I think a lot of variables all line up when terrible things happen. I am reminded of bad outcomes in the hospital. When a malpractice event occurs, the investigation nearly always reveals a series of unlikely events that happen coincidentally to lead to the mistake. There is layer after layer of preventive procedures, training and engineering controls to prevent mistakes, but they happen when "freak" events occur in a series. I think the same sort of improbable events lead to these shooters.
Mass murderers have almost by definition some element of mental illness. But mental illness is common in the population. Then there are guns. But guns are common in our population. And then there are all of the personal and social circumstances that surround these particular individuals that commit these crimes. Many people go down these paths, I believe, but most are diverted at some point onto another path that leads away from mass murder.

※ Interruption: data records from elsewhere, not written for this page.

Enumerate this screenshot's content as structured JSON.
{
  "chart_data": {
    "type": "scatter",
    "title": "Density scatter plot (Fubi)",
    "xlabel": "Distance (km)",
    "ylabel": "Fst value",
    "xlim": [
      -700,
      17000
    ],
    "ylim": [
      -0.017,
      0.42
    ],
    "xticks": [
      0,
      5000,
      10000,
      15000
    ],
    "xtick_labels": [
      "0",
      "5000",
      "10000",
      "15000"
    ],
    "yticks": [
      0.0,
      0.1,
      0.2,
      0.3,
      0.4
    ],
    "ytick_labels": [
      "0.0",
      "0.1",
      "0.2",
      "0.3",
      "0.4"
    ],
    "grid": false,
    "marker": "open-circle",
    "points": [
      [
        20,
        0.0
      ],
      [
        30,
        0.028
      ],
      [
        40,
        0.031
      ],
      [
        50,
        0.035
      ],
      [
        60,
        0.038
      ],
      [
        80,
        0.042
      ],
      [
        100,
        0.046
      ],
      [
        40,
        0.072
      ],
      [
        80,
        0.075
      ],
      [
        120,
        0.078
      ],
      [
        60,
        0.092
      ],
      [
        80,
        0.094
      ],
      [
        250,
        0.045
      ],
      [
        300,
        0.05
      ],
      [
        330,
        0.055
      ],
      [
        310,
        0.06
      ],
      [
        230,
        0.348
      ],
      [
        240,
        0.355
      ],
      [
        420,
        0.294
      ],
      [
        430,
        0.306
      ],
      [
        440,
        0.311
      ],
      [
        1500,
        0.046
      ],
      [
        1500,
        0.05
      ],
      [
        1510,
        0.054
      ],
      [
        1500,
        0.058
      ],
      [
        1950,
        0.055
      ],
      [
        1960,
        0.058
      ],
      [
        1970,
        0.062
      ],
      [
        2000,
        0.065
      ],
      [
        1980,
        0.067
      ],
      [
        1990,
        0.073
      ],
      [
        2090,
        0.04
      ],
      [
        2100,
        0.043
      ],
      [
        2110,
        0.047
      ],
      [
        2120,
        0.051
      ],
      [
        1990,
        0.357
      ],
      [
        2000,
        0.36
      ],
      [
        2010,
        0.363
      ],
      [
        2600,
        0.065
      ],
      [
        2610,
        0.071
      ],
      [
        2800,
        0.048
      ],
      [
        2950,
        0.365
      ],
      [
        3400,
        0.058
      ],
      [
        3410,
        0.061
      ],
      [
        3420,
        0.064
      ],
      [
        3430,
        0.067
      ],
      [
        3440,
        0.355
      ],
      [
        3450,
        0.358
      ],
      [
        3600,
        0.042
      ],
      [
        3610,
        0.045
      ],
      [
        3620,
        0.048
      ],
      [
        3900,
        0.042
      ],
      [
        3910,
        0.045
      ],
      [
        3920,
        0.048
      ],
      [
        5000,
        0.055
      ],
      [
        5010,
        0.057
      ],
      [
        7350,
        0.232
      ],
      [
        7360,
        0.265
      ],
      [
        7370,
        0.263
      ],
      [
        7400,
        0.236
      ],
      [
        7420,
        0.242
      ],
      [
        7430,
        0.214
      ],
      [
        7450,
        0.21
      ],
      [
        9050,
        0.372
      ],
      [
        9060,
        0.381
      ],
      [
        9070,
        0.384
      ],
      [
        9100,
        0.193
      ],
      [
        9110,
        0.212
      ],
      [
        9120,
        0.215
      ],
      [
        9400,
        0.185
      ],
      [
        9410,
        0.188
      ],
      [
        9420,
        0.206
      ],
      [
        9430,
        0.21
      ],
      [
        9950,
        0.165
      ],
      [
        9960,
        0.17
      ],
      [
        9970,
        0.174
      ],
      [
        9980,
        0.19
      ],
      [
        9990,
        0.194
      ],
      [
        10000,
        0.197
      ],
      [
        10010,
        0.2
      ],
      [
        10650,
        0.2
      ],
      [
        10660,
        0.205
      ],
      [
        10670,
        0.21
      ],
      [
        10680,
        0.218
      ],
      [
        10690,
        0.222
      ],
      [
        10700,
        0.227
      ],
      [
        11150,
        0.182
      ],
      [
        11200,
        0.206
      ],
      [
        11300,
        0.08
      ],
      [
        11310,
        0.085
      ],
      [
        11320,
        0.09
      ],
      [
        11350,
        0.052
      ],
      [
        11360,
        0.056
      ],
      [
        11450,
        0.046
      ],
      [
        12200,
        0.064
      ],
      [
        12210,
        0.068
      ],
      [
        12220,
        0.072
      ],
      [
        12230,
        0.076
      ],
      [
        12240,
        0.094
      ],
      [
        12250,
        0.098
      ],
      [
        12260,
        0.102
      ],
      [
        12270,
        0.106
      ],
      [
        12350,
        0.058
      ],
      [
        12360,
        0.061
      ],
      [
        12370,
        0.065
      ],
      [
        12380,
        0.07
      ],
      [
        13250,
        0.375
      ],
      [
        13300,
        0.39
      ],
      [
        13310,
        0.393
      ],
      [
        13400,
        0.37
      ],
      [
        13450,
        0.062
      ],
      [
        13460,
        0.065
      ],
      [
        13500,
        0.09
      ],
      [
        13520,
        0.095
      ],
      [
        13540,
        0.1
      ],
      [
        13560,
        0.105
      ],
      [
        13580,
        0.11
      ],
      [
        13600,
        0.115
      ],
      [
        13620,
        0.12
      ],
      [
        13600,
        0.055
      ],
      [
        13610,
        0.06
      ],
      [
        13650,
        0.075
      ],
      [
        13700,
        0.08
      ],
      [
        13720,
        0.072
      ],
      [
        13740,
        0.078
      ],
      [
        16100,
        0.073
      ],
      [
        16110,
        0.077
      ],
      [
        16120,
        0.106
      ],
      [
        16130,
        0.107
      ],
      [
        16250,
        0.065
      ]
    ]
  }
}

The two main variables that are possibly controllable are mental illness and availability of efficient weapons.
Another factor is the culture of guns. I think a universal healthcare system that had mental health coverage would act like a large blanket that would catch and divert many kids and adults into treatment. I think gun laws that raise the bar for gun ownership would also divert some of these individuals from their path to destruction. Both of these social measures would constrain the culture of guns.
In any group of millions of individuals there will be aberrancy. We will never be able to identify those "needles in the haystack" that are going to commit mass murder. We can offer treatment to all and catch most of the "needles" in the blanket, though.